De plus en plus de petites et moyennes entreprises chinoises décident d'entrer en Bourse à l'étranger, comme à la Bourse de Francfort, qui a lancé depuis quatre ans une véritable opération de séduction en Asie.

Comme beaucoup d'entrepreneurs chinois, Zhang Yu ne parle pas anglais, et encore moins allemand. Il n'empêche que sa société d'habillements, Kinghero, a fait son entrée vendredi à la Bourse de Francfort, où elle a levé 15 millions d'euros.

Ce jour-là, devant un attroupement germano-chinois en costume et tailleur, M. Zhang, la cravate ornée de dragons, a frappé par trois fois un gong, geste symbolique marquant le début de la cotation de sa société.

«Le gong nous a été offert par ZhongDe, la première société chinoise venue se coter chez nous en 2007», confie Alexander von Preysing, spécialiste des entreprises chinoises chez Deutsche Börse, l'opérateur de la Bourse de Francfort. «Le frapper est devenu une tradition pour les nouveaux entrants chinois, et ça leur plaît beaucoup», s'amuse-t-il.

Aujourd'hui 23 compagnies chinoises sont listées à Francfort. C'est encore peu par rapport à la Bourse de Londres, qui accueille 48 sociétés du géant asiatique, dont la première s'est installée en 1997. Sans parler des quelque 90 compagnies chinoises listées chez l'opérateur NYSE Euronext à Wall Street et à Paris.

Mais Deutsche Börse «a réalisé un travail de première classe» pour combler son retard, et «actuellement la tendance, c'est Francfort» juge Christian von Dreising de la banque allemande d'investissement Silvia Quandt, qui a copiloté l'entrée en Bourse de Kinghero.

Pourquoi ne pas tenter d'accéder aux Bourses de Shanghai, Shenzhen ou Hong Kong? «Cela nous prendrait beaucoup de temps et reviendrait plus cher», affirme Xiaoping Zhao-Moll, la jeune porte-parole de Kinghero.

«En Chine la priorité des introductions en Bourse (IPO) est donnée aux grands groupes, notamment ceux du secteur public nouvellement privatisés», explique M. von Dreising.

Le gouvernement de Pékin rend l'accès à la Bourse très compliqué pour les PME, «pour éviter l'engorgement», poursuit-il.
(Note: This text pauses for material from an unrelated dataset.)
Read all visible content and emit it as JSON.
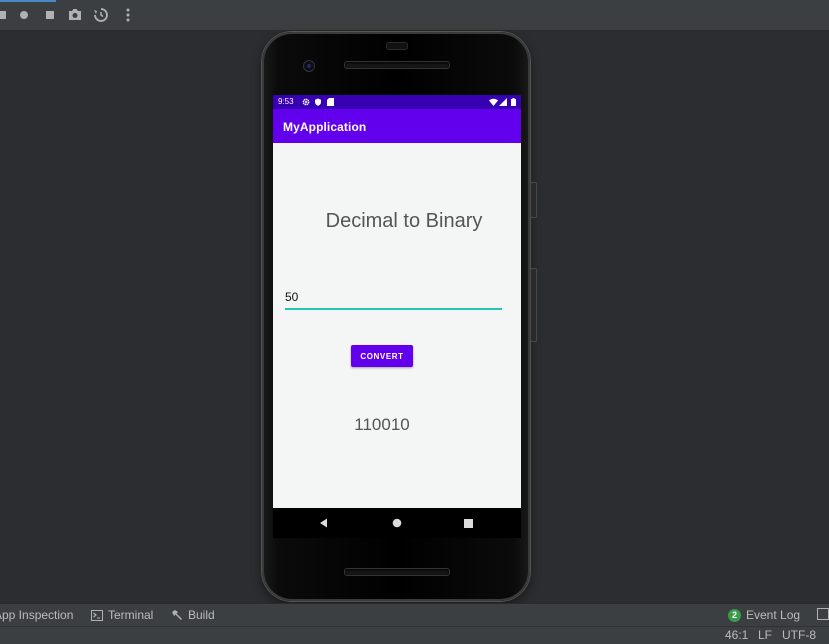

Kinghero a ainsi monté une holding à Munich (sud) qui détient 100% d'une autre à Hong Kong, laquelle contrôle les activités en Chine. Une structure type qui s'est imposée ces dernières années.

Les entreprises chinoises cotées à Francfort ont des secteurs d'activité divers. ZhongDe offre des services environnementaux, Asian Bamboo est spécialisé dans les matières premières, Vtion Wireless fabrique des clés USB et Joyou, arrivé en mars, des sanitaires. Toutes mènent leurs activités opérationnelles dans leur pays d'origine. Kinghero aussi, qui rêve de devenir le H&M ou le Zara chinois.

Les PME sont la trame du tissu économique allemand. Ainsi «beaucoup d'investisseurs comprennent les petites entreprises, et donc la propension à les accueillir est plus grande qu'en Chine», selon le banquier de Silvia Quandt.

«Nous nous sentons très bien ici, déclare Mme Zhao-Moll. Deutsche Börse est très efficace et particulièrement adaptée aux petites et moyennes capitalisations (...). Cela peut nous donner une très bonne réputation en Chine».

Pour une modeste entreprise chinoise, être associée à l'Europe ou à l'Allemagne lui confère un certain prestige. «Les Allemands sont très bien vus en Chine», assure M. von Preysing de Deutsche Börse.

L'inverse n'est pas toujours vrai: la distance géographique, les barrières culturelles et linguistiques peuvent être des «obstacles» pour gagner la confiance des investisseurs occidentaux, tempère-t-il. Mais «tout peut être surmonté», assure-t-il.